Moreover, being a local company, the way we review our capital expenditure and our operational expenditure is different from how a multinational would. They are looking at a reduction in their capex, while their opex is not really impacted. So perhaps Petromal can step in and play the role of capex investor. In short, if I cannot compete for the contract with ADNOC, then I will compete for the supply and the work with the major contractors by providing certain services, equipment or machinery that is no longer a priority for them in this market.
How has the market been affected by ADNOC’s new approach of awarding longer-term, integrated contracts?
I think ADNOC is looking to maximise efficiency by combining everything into one or two contracts. Companies like ours will not qualify for the umbrella contract. It is way too big, and requires services that we cannot provide. However, in the end, when it comes to the execution, I think none of the big OFS [oilfield services] contractors will be able to execute it in its entirety either, so they will be relying on the local partners and the smaller companies to help.
Has Petromal explored these opportunities in the big upcoming OFS/EPC packages?

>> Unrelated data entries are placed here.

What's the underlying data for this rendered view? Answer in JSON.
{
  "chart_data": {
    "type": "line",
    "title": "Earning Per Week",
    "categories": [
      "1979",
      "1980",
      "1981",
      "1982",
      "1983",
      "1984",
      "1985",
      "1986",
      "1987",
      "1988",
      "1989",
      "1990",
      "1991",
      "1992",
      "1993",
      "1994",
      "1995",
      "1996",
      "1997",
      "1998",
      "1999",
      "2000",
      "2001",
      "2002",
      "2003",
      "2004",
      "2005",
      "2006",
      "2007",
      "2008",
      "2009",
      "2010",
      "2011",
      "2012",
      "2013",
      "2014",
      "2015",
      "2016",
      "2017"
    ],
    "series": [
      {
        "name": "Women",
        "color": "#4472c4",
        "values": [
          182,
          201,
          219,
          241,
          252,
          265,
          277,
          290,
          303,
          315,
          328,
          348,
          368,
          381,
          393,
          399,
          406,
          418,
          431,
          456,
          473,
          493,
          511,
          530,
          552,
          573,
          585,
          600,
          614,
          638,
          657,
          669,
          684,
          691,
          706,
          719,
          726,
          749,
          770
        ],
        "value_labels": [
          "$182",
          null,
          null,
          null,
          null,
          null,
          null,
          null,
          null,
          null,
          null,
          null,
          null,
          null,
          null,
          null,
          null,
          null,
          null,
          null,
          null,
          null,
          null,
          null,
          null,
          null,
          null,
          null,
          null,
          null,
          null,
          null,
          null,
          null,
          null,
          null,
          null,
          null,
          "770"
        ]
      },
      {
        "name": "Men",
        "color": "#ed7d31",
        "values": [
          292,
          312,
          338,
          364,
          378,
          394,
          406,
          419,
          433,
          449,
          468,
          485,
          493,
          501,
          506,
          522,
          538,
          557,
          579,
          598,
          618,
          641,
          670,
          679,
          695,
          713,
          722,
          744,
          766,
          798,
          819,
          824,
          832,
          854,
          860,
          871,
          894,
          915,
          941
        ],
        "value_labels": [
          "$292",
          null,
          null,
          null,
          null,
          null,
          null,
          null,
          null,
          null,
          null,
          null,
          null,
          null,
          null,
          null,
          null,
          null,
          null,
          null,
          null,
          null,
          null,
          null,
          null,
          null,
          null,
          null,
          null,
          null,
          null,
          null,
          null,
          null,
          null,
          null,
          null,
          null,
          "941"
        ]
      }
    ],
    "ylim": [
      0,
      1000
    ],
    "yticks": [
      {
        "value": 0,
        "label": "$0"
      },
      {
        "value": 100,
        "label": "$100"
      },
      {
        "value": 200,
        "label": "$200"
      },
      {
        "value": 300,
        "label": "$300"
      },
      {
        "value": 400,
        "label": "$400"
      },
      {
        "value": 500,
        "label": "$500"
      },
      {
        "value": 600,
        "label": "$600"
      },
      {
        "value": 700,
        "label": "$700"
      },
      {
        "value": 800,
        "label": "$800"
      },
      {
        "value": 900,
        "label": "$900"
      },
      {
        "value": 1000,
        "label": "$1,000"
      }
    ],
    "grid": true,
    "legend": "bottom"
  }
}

Indeed, we have been exploring that market. We have been in active discussions with several of the key OFS and EPC players, and we are hopeful that once these contracts are awarded, we will have a certain share of that market.
As the UAE pursues gas self-sufficiency, how is Petromal poised to benefit from the opportunities coming from this sector?
As an international company, Petromal has relevant operations in Africa. There, we work with several international technical experts on developing the assets that we currently own. Some of these happen to be gas assets. So we are definitely trying to leverage the work that we are doing in Nigeria and in the Republic of Congo by bringing that expertise to the market here.
Also, ADNOC is looking to develop shale gas, and we have the required experience in this regard. So, we’re looking forward to this. Our goal is that once the time is right in Abu Dhabi and there is an opportunity for us to participate in such work, we will be positioned for it.
What are your international operations at the moment?
In Africa, we are operating in five different jurisdictions. We are in Congo, Nigeria, Gambia, Senegal and Guinea-Bissau. We do exploration in Senegal, Gambia and Guinea-Bissau. In Congo and Nigeria, we have producing assets.
As an independent IOC, what is the company’s approach to lowering greenhouse gas emissions?
We take ESG seriously. In our Nigeria asset, we are implementing a flare gas reduction programme. In the Republic of Congo, we are reinvesting part of our profits in social and educational programmes. We are also members in the Extractive Industries Transparency Initiative, the initiative that sets the global standard for the good governance of oil, gas and mineral resources.
Equity markets today are looking for companies that will have an environmental, social and governance impact. Before they write the cheque, they want to be sure of the impact you will have on the environment and on society. So this is an area that we are very much focused on. We believe in this.